Advisory Letter to Dietary Supplement Distributors about Unsubstantiated Weight Loss Claims
5100 Paint Branch Parkway
College Park, Maryland 20740
October 22, 2004
Dear Dietary Supplement Distributor:
In August 2003, the Food and Drug Administration (FDA) announced its Strategic Action Plan, Protecting and Advancing America's Health. A major element of the Plan is to focus agency resources to increase the amount and quality of available information to enable consumers to make better food choices. One means of achieving this goal is for FDA to use its enforcement authority to promote the use of accurate information by manufacturers in the marketing of their products. FDA's efforts include increasing our enforcement activities against companies that market products with false or misleading claims. Consumers rely on labeling information in forming their dietary choices, and this enforcement effort is expected to result in labeling information for food and dietary supplement products that is sciencebased. FDA is taking this opportunity to make clear its concerns about these products and to seek your assistance in this important public health initiative.

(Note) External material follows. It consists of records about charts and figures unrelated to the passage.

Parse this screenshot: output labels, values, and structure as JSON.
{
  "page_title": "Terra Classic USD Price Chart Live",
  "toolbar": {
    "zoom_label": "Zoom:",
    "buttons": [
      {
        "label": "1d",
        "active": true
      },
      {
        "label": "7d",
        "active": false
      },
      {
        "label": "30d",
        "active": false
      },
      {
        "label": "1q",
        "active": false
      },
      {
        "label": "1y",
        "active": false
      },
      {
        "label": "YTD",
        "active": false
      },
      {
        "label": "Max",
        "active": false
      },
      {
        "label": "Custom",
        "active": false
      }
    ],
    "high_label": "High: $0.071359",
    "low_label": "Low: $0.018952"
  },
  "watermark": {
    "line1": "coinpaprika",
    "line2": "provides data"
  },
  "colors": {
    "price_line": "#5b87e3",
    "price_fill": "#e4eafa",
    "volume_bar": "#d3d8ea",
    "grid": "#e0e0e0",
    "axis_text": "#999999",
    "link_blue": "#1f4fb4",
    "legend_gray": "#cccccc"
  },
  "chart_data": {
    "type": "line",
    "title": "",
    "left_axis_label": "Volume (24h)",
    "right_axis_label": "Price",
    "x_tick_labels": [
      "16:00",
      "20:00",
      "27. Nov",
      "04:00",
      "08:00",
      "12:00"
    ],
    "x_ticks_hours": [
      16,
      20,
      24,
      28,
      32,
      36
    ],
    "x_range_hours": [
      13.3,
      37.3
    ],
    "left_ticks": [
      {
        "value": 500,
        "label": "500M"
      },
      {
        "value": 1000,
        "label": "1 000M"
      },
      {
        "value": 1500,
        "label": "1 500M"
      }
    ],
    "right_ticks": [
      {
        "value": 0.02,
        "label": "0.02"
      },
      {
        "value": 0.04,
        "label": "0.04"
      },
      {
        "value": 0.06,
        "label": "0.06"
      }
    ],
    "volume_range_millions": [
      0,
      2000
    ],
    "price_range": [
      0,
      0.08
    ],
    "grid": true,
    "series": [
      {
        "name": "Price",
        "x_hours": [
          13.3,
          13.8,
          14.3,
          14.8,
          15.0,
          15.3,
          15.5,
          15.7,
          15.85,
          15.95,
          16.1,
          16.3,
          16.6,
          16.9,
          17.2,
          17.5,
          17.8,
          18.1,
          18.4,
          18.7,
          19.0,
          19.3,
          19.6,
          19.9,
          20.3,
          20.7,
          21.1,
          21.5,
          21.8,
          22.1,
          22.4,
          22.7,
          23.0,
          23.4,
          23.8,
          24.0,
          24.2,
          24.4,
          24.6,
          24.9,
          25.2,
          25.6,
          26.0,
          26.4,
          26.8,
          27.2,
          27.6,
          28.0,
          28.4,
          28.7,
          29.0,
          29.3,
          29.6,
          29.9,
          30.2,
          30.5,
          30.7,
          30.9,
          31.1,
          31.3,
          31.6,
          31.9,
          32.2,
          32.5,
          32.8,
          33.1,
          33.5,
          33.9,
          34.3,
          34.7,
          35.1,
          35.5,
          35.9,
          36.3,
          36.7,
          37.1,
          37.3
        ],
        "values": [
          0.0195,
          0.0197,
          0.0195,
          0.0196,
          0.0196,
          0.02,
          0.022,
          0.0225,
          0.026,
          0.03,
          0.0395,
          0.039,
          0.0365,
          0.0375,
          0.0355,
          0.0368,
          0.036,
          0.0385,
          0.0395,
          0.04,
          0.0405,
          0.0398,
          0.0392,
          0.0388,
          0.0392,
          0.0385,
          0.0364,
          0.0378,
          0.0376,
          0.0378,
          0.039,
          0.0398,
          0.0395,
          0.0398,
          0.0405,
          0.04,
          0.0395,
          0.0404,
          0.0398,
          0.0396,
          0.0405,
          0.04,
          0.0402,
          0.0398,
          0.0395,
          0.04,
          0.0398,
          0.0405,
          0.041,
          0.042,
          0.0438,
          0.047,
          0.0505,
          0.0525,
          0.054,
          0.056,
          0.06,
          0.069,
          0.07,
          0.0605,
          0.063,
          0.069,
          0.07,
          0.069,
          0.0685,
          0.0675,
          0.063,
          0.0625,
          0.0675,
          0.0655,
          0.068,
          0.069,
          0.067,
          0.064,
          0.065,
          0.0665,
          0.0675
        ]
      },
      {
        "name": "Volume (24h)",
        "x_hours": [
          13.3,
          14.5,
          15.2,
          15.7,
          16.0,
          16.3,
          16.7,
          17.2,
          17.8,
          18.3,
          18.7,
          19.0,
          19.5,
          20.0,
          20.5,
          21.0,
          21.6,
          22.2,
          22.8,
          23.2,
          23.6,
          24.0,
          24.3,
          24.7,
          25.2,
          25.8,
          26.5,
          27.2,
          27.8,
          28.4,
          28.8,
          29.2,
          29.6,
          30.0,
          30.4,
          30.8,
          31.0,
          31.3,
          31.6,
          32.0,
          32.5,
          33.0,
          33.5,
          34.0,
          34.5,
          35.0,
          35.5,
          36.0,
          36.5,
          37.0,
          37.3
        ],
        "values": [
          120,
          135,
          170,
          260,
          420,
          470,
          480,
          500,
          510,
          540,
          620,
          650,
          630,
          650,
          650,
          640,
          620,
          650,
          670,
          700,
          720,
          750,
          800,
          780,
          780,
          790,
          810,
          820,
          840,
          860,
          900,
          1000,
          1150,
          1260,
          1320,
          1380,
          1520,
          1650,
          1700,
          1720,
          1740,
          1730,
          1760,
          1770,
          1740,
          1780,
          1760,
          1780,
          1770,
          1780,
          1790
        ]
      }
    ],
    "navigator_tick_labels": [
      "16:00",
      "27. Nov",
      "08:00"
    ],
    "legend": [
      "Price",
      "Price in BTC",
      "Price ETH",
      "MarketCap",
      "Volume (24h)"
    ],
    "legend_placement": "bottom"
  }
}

As part of its continuing efforts to that end, FDA is paying close attention to the types of claims being made in the labeling of dietary supplements promoted for weight loss. We are increasingly concerned that claims for such products are misleading to consumers and that the purported benefits of many products are not supported by sound scientific evidence, making the claims unsubstantiated.
In 1994, the Federal Food, Drug, and Cosmetic Act (the Act) was amended by the Dietary Supplement Health and Education Act (DSHEA). One provision of DSHEA provides that manufacturers may describe, in the labeling of their products, certain benefits attributed to the use of the dietary supplement. Manufacturers may, among other things, describe the role of a nutrient or dietary ingredient intended to affect the structure or function of the body in humans, characterize the documented mechanism by which a nutrient or a dietary ingredient acts to maintain such structure or function, or describe the general well-being resulting from consumption of a nutrient or dietary ingredient. In order to make such claims, however, the dietary supplement manufacturer must have substantiation that the claim is truthful and not misleading. In addition, the label with such a claim must contain the following statement prominently displayed, and in boldface type: "This statement has not been evaluated by the Food and Drug Administration. This product is not intended to diagnose, treat, cure or prevent any disease."
In December 2003, the Federal Trade Commission (FTC) released a staff report identifying eight claims about a product's ability to promote weight loss that a scientific panel convened by the Commission staff had concluded are not "scientifically feasible" for nonprescription weight-loss products. The FTC published the claims as a means to assist industry, the media, and consumers in identifytng weight-loss claims that FTC has generally agreed to be false.
The eight claims identified in the FTC report are:
- "Consumers who use the advertised product can lose two pounds or more per week (over four or more weeks) without reducing caloric intake and/or increasing their physical activity.
- Consumers who use the advertised product can lose substantial weight while still enjoying unlimited amounts of high calorie foods.
- The advertised product will cause permanent weight loss (even when the user stops using the product).
- The advertised product will cause substantial weight loss through the blockage of absorption of fat or calories.
- Consumers who use the advertised product (without medical supervision) can safely lose more than three pounds per week for a period of more than four weeks.
- Users can lose substantial weight through the use of the advertised product that is worn on the body or rubbed into the skin.
- The advertised product will cause substantial weight loss for all users. Consumers who use the advertised product can lose weight only fiom those parts of the body where they wish to lose weight."
FDA intends to evaluate weight loss dietary supplement products, will consider for regulatory action products that make claims similar to those above, and will ensure that the claimed effects on weight-loss being made for specific ingredients and products are substantiated by sound science.
If you distribute products manufactured by others, you should be aware of the claims being made for the products and whether they are substantiated. If a claim is made in the labeling for dietary supplements and the claim is not substantiated, the product is misbranded under the Act. If you become aware of a claim that appears to be unsubstantiated, you should request fiom the manufacturer information that substantiates the claim. If the manufacturer is unable or unwilling to provide this information, you should consider removing the product fiom your shelves and returning the product to your supplier.
As part of its enforcement efforts, the Agency may inspect a broad range of establishments and identify products with unsubstantiated weight loss claims. FDA is taking this opportunity to make clear its concerns about these products and to seek your cooperation in this important public health initiative.
We appreciate your attention to the matters discussed above.